Uniformes limpios, vehículos, radios y teléfonos prestos para cualquier emergencia, que se reporte. La primera llamada de emergencia cayó a las 6:50 de la noche, iniciando el turno.  Una mujer informó al operador de turno, sobre una emergencia médica: “una señora esta desmayada por las cercanías del Palacio Nacional, en centro de la capital”.

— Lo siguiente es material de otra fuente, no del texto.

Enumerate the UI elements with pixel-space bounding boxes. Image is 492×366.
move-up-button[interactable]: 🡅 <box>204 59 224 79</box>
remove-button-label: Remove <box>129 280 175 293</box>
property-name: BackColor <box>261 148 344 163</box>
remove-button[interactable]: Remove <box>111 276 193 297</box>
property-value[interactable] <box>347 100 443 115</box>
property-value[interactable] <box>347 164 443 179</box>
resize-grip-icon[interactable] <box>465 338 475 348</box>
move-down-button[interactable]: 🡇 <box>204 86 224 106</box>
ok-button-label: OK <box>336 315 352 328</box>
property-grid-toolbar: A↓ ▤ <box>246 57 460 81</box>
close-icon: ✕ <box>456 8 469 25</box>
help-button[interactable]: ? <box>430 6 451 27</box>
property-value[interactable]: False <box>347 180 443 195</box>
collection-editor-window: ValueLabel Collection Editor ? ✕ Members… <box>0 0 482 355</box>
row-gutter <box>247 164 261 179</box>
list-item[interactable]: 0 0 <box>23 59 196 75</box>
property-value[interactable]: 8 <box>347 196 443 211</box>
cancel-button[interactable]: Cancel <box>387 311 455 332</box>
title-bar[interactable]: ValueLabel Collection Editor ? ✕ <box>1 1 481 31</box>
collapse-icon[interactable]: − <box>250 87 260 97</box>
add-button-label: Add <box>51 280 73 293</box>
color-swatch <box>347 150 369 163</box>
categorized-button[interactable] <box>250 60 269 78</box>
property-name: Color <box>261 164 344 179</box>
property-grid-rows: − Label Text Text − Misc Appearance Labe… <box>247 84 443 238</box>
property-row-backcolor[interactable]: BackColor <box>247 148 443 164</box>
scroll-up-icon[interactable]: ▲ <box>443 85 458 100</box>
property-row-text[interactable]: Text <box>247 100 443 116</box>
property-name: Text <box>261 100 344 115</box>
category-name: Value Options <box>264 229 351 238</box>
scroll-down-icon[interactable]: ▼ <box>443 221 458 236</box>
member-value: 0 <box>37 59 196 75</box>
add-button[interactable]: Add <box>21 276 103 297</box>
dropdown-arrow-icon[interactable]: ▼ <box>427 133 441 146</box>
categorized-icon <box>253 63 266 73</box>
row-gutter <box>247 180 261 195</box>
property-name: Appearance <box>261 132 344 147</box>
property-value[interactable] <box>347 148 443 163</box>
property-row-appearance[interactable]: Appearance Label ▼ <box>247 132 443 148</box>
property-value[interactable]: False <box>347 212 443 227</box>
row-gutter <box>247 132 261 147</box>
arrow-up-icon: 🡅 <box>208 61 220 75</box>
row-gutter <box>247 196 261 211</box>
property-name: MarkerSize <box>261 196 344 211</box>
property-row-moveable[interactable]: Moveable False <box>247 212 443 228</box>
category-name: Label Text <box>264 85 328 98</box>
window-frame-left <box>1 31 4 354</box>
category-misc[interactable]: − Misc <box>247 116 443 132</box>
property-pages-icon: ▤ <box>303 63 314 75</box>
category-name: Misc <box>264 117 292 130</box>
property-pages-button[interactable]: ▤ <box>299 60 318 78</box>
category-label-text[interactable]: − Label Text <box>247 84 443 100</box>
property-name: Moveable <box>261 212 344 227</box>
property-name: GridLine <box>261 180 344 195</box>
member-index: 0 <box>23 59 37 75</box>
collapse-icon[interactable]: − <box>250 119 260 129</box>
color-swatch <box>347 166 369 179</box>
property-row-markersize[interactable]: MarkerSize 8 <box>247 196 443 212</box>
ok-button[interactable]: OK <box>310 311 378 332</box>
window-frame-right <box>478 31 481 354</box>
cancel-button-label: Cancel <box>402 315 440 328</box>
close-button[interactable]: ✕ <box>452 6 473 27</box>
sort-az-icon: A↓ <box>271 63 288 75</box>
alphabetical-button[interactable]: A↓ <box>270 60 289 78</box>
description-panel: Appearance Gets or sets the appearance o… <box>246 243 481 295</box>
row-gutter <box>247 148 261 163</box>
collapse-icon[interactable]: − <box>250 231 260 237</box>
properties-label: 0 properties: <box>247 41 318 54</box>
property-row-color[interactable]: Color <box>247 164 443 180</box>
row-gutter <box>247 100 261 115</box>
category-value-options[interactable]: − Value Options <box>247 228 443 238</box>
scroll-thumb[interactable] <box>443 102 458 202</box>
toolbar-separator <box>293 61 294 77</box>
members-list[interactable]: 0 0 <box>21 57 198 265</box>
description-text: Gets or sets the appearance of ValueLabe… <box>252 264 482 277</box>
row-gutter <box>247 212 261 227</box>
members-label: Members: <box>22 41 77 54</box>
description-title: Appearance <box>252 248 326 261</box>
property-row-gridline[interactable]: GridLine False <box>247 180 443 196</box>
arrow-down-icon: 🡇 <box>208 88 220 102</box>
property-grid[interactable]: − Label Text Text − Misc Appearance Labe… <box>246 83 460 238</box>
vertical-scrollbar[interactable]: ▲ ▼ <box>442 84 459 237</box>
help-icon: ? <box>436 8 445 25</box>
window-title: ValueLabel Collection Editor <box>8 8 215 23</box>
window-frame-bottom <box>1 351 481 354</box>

En cuestión de segundos, los cuatro socorristas, motorista  dirigidos por Rafael Polanco, jefe de turno de la noche, emprendieron la ruta. En menos de cinco minutos se estaba atendiendo a la persona, que fue identificada como Jeannete Ramírez Rodríguez, quien presentaba un desmayo. Continuación en la página de CoLatino.

Luego de la evaluación, Polanco decidió trasladar a la paciente, que era una vendedora ambulante, al FOSALUD de San Jacinto. Lugar al cual llegaron a las 7:09 de la noche. La mujer durante el traslado entre llanto y evidente inconsciencia, relató que ya había sufrido otras dos ocasiones la crisis. Diez minutos después la brigada regresó a la “base”.

Algunos de los brigadistas de turno, optaron por la cena. Un par de pupusas para calmar el hambre de la noche.

A las 7:25 otro grupo de los socorristas sale ante el llamado de una nueva emergencia médica. Esta vez no se reporta mayor gravedad.

La sede central recibía a las 7:45 de la noche a un joven, con heridas en su abdomen y varios golpes, producto de un asalto en la Avenida Independencia, en el cual unos hombres le robaron la mochila. Pero por proteger dos teléfonos último modelo, recibió la agresión.

El herido, que fue llevado por particulares, fue evaluado y de inmediato trasladado al Hospital Nacional Rosales, donde fue atendido de emergencia.

De regreso en la base, entre conversaciones y distracción con los programas televisivos, se recibe otro llamado de emergencia. Un accidente en las cercanías de Metrosur, sobre la Avenida Juan Pablo II. “Dele con todo porque es grave al parecer”, advierte Polanco, al motorista, mientras distribuye a los socorristas con las indicaciones a realizar en la atención. Uno de los socorristas que les acompaña es novato, y aún se entrena en la actividad.

Al llegar cinco minutos después, se detecta que una unidad de Cruz Roja atiende a la persona lesionada, una mujer que se trasladaba en motocicleta. “Al ver a otro cuerpo de socorro se deja que trabaje, no intervenimos como antes”, dice Polanco, mientras da la orden de retorno.

Sin embargo, dos miembros han bajado de la unidad, lo cual genera cierta molestia. Entre ellos está el novato. Al final se retorna.

Evaluando la noche

A las 8:45 p.m. ante la tranquilidad de la noche. La sede de comandos ubicada en el corazón de la capital, en las cercanías de una de las zonas rojas y violentas de la capital, es la única zona segura.

Polanco da la orden de formación, para evaluar y analizar el trabajo desarrollado y además delegar responsabilidad a sus miembros. Entre la brigada hay dos menores de edad, voluntarios como muchos y que se les permite hacer turno hasta las 10 de noche.

El resto queda pendiente toda la noche. Pero el punto de evaluación es la responsabilidad de todos y compromiso de atender a los demás.

“El fin primordial es ayudar a la gente”, recuerda, un veterano voluntario.

Entre la evaluación se discute el por qué dos comandos, bajaron de la unidad en el accidente de Metrocentro. “Se sabe que cuando un cuerpo atiende a la víctima no tenemos participación”, reiteró Polanco.

Uno de los socorristas intentó justificar su participación, “no enseñan a ayudar”. Al final se reconoció que el interés fundamental es la ayuda a las personas.

Y es que en medio de las emergencias, los comandos cumplen responsabilidades como limpieza del local, zonas verdes y vehículos.

La noche pasa, relativamente tranquila. Las emergencias de hoy, se dieron en la hora pico de la noche. El fin de año, es un tiempo en el cual los Comandos están alertas para atender las emergencias, pero hacen el llamado a la prevención. En medio de la zona roja, llena de bares, prostíbulos, Comandos de Salvamento, se convierten en el oasis de atención a los demás, en las noches de emergencia.